22 de julio 2026 · 1 comentario
Recorrió Estados Unidos durante cinco años retratando la versión genuina y en carne viva de lo que hasta entonces había tenido que arrancarles a sus modelos.
Lo primero que hay que entender es que, cuando realizó In the American West, Richard Avedon ya era el puto amo.
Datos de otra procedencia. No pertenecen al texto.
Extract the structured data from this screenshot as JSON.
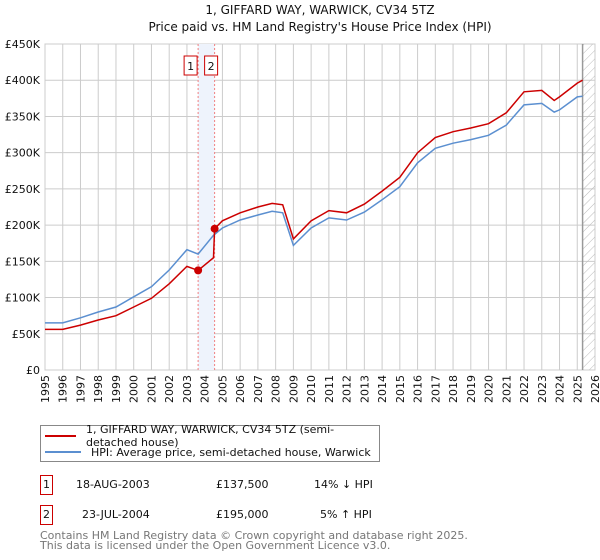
{
  "chart_data": {
    "type": "line",
    "title": "1, GIFFARD WAY, WARWICK, CV34 5TZ",
    "subtitle": "Price paid vs. HM Land Registry's House Price Index (HPI)",
    "xlim": [
      1995,
      2026
    ],
    "ylim": [
      0,
      450000
    ],
    "x_ticks": [
      "1995",
      "1996",
      "1997",
      "1998",
      "1999",
      "2000",
      "2001",
      "2002",
      "2003",
      "2004",
      "2005",
      "2006",
      "2007",
      "2008",
      "2009",
      "2010",
      "2011",
      "2012",
      "2013",
      "2014",
      "2015",
      "2016",
      "2017",
      "2018",
      "2019",
      "2020",
      "2021",
      "2022",
      "2023",
      "2024",
      "2025",
      "2026"
    ],
    "y_ticks": [
      {
        "v": 0,
        "label": "£0"
      },
      {
        "v": 50000,
        "label": "£50K"
      },
      {
        "v": 100000,
        "label": "£100K"
      },
      {
        "v": 150000,
        "label": "£150K"
      },
      {
        "v": 200000,
        "label": "£200K"
      },
      {
        "v": 250000,
        "label": "£250K"
      },
      {
        "v": 300000,
        "label": "£300K"
      },
      {
        "v": 350000,
        "label": "£350K"
      },
      {
        "v": 400000,
        "label": "£400K"
      },
      {
        "v": 450000,
        "label": "£450K"
      }
    ],
    "grid": true,
    "series": [
      {
        "name": "1, GIFFARD WAY, WARWICK, CV34 5TZ (semi-detached house)",
        "color": "#cc0000",
        "x": [
          1995,
          1996,
          1997,
          1998,
          1999,
          2000,
          2001,
          2002,
          2003,
          2003.63,
          2004.5,
          2004.56,
          2005,
          2006,
          2007,
          2007.8,
          2008.4,
          2009,
          2010,
          2011,
          2012,
          2013,
          2014,
          2015,
          2016,
          2017,
          2018,
          2019,
          2020,
          2021,
          2022,
          2023,
          2023.7,
          2024,
          2025,
          2025.3
        ],
        "y": [
          56000,
          56000,
          62000,
          69000,
          75000,
          87000,
          99000,
          119000,
          143000,
          137500,
          155000,
          195000,
          206000,
          217000,
          225000,
          230000,
          228000,
          181000,
          206000,
          220000,
          217000,
          229000,
          247000,
          266000,
          300000,
          321000,
          329000,
          334000,
          340000,
          355000,
          384000,
          386000,
          372000,
          377000,
          396000,
          400000
        ]
      },
      {
        "name": "HPI: Average price, semi-detached house, Warwick",
        "color": "#5b8fd0",
        "x": [
          1995,
          1996,
          1997,
          1998,
          1999,
          2000,
          2001,
          2002,
          2003,
          2003.63,
          2004.5,
          2005,
          2006,
          2007,
          2007.8,
          2008.4,
          2009,
          2010,
          2011,
          2012,
          2013,
          2014,
          2015,
          2016,
          2017,
          2018,
          2019,
          2020,
          2021,
          2022,
          2023,
          2023.7,
          2024,
          2025,
          2025.3
        ],
        "y": [
          65000,
          65000,
          72000,
          80000,
          87000,
          101000,
          115000,
          138000,
          166000,
          160000,
          186000,
          196000,
          207000,
          214000,
          219000,
          217000,
          172000,
          196000,
          210000,
          207000,
          218000,
          235000,
          253000,
          286000,
          306000,
          313000,
          318000,
          324000,
          338000,
          366000,
          368000,
          356000,
          359000,
          377000,
          378000
        ]
      }
    ],
    "sales": [
      {
        "label": "1",
        "x": 2003.63,
        "y": 137500
      },
      {
        "label": "2",
        "x": 2004.56,
        "y": 195000
      }
    ],
    "forecast_start": 2025.3,
    "legend_position": "bottom"
  },
  "legend": {
    "property": "1, GIFFARD WAY, WARWICK, CV34 5TZ (semi-detached house)",
    "hpi": "HPI: Average price, semi-detached house, Warwick"
  },
  "transactions": [
    {
      "num": "1",
      "date": "18-AUG-2003",
      "price": "£137,500",
      "hpi": "14% ↓ HPI"
    },
    {
      "num": "2",
      "date": "23-JUL-2004",
      "price": "£195,000",
      "hpi": "5% ↑ HPI"
    }
  ],
  "footer": {
    "line1": "Contains HM Land Registry data © Crown copyright and database right 2025.",
    "line2": "This data is licensed under the Open Government Licence v3.0."
  }
}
Hablamos del fotógrafo oficial de las portadas de Vogue, de un artista con exposiciones en el MoMa y el MET, considerado principal impulsor de la llamada revolución elegante de la fotografía de moda y referente mundial del género.
La cuestión que nos ocupa es por qué al buscar en internet a alguien que retrató a iconos como Buster Keaton, Marilyn Monroe o Humphrey Bogart, en lugar de toparnos con celebridades indiscriminadas o una colección de portadas de revista lo que aparece es un chaval sosteniendo un cadáver de serpiente.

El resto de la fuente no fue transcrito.